In reply to GameboyRMH :
Agreed. For me, their success in getting him to pay them in the settlement was the most surprising part of the article. One would think it would be easy to defend and counter if the contract was legally invalid, as it sounds like it probably should have been.
that part about the whistleblower owing them money at the end of the suit was jarring to me too. I'll confess not knowing all that much about legalese, but i thought the whole idea was that you could do that and NOT be financially liable...
In reply to budget_bandit :
At a guess, since his whistleblowing wasn't reporting an actual crime the NDA was enforceable. The only time NDAs are not enforceable is in the reporting of a crime.
OceanGate was being stupid but without laws or regulations requiring them to follow a test procedure, they probably weren't breaking any laws.
Colin Wood said:Fueled by Caffeine said:This is pretty typical startup culture garbage. Expect most startups don't kill a bunch of people at one go.
I'll have to read the rest of the article later, but yeah, it sounds like a case of a founder wanting X, Y and Z, and then surround themselves with yes men until X, Y and Z is achieved.
I see this in my job a lot and it recently almost witnessed multiple lives lost along with millions of dollars of equipment.
I hate the "Yes Sir/Ma'am" mentality and am actually dumfounded when someone goes "Well hold on a minute..."
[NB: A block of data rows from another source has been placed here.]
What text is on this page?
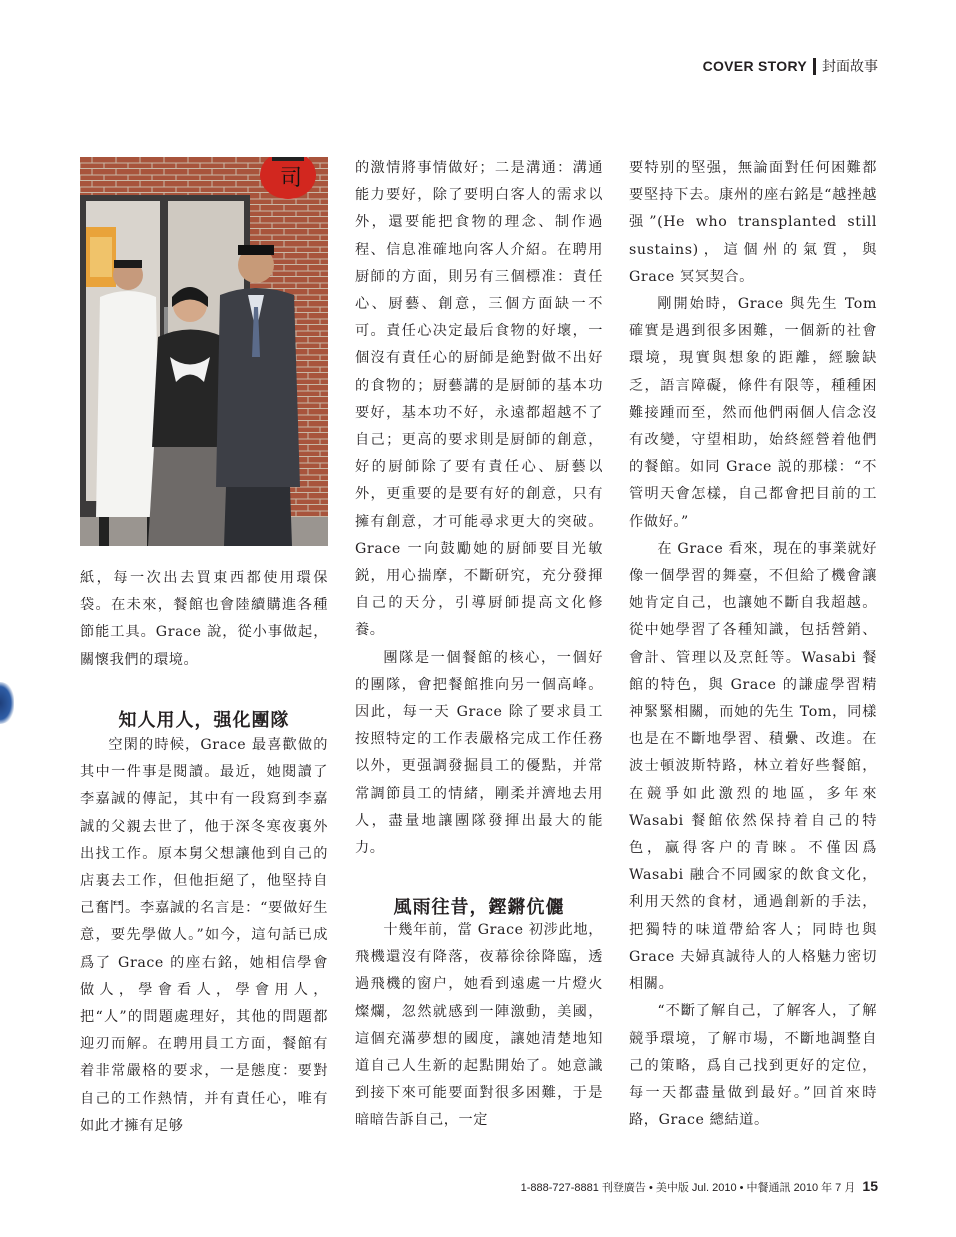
COVER STORY 封面故事
司

紙，每一次出去買東西都使用環保袋。在未來，餐館也會陸續購進各種節能工具。Grace 說，從小事做起，關懷我們的環境。

知人用人，强化團隊

空閑的時候，Grace 最喜歡做的其中一件事是閱讀。最近，她閱讀了李嘉誠的傳記，其中有一段寫到李嘉誠的父親去世了，他于深冬寒夜裏外出找工作。原本舅父想讓他到自己的店裏去工作，但他拒絕了，他堅持自己奮鬥。李嘉誠的名言是：“要做好生意，要先學做人。”如今，這句話已成爲了 Grace 的座右銘，她相信學會做人，學會看人，學會用人，把“人”的問題處理好，其他的問題都迎刃而解。在聘用員工方面，餐館有着非常嚴格的要求，一是態度：要對自己的工作熱情，并有責任心，唯有如此才擁有足够

的激情將事情做好；二是溝通：溝通能力要好，除了要明白客人的需求以外，還要能把食物的理念、制作過程、信息准確地向客人介紹。在聘用厨師的方面，則另有三個標准：責任心、厨藝、創意，三個方面缺一不可。責任心决定最后食物的好壞，一個沒有責任心的厨師是絶對做不出好的食物的；厨藝講的是厨師的基本功要好，基本功不好，永遠都超越不了自己；更高的要求則是厨師的創意，好的厨師除了要有責任心、厨藝以外，更重要的是要有好的創意，只有擁有創意，才可能尋求更大的突破。Grace 一向鼓勵她的厨師要目光敏鋭，用心揣摩，不斷研究，充分發揮自己的天分，引導厨師提高文化修養。

團隊是一個餐館的核心，一個好的團隊，會把餐館推向另一個高峰。因此，每一天 Grace 除了要求員工按照特定的工作表嚴格完成工作任務以外，更强調發掘員工的優點，并常常調節員工的情緒，剛柔并濟地去用人，盡量地讓團隊發揮出最大的能力。

風雨往昔，鏗鏘伉儷

十幾年前，當 Grace 初涉此地，飛機還沒有降落，夜幕徐徐降臨，透過飛機的窗户，她看到遠處一片燈火燦爛，忽然就感到一陣激動，美國，這個充滿夢想的國度，讓她清楚地知道自己人生新的起點開始了。她意識到接下來可能要面對很多困難，于是暗暗告訴自己，一定

要特别的堅强，無論面對任何困難都要堅持下去。康州的座右銘是“越挫越强”(He who transplanted still sustains)，這個州的氣質，與 Grace 冥冥契合。

剛開始時，Grace 與先生 Tom 確實是遇到很多困難，一個新的社會環境，現實與想象的距離，經驗缺乏，語言障礙，條件有限等，種種困難接踵而至，然而他們兩個人信念沒有改變，守望相助，始終經營着他們的餐館。如同 Grace 説的那樣：“不管明天會怎樣，自己都會把目前的工作做好。”

在 Grace 看來，現在的事業就好像一個學習的舞臺，不但給了機會讓她肯定自己，也讓她不斷自我超越。從中她學習了各種知識，包括營銷、會計、管理以及烹飪等。Wasabi 餐館的特色，與 Grace 的謙虚學習精神緊緊相關，而她的先生 Tom，同樣也是在不斷地學習、積纍、改進。在波士頓波斯特路，林立着好些餐館，在競爭如此激烈的地區，多年來 Wasabi 餐館依然保持着自己的特色，赢得客户的青睞。不僅因爲 Wasabi 融合不同國家的飲食文化，利用天然的食材，通過創新的手法，把獨特的味道帶給客人；同時也與 Grace 夫婦真誠待人的人格魅力密切相關。

“不斷了解自己，了解客人，了解競爭環境，了解市場，不斷地調整自己的策略，爲自己找到更好的定位，每一天都盡量做到最好。”回首來時路，Grace 總結道。

1-888-727-8881 刊登廣告 • 美中版 Jul. 2010 • 中餐通訊 2010 年 7 月 15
Holy crap that was quite the read. This part is insane:
"Kohnen delivered OceanGate’s viewport in December. He would rate it to only 650 meters—one-sixth of the depth to the Titanic. He also shared an analysis, done pro bono by an independent expert, concluding that OceanGate’s design might fail after only a few 4,000-meter dives. OceanGate nevertheless installed the viewport in Titan later that month. "
One of the theories is that the viewport failed, causing the implosion. Considering it was wasn't rated for the depth, that was probably the cause of final disaster.
All I will add to this thread is that I continue to feel sorry for the Watergate Hotel, as it's still the pop culture add on to every controversy.
In reply to alfadriver :
I agree, and I hate how the media likes to add "gate" to seemingly every scandal story. I thought that too but I found that the name of the company actually IS OceanGate.
alfadriver said:All I will add to this thread is that I continue to feel sorry for the Watergate Hotel, as it's still the pop culture add on to every controversy.
Uhhh... meme unrelated.
preach said:That guy was an idiot. I don't like that term but he was one.
He was arrogant and probably had no comprehension of the forces he was dealing with. To top it off he refused to listen to the very people that did understand them. That's a bad combination to be the driving force behind a project like that.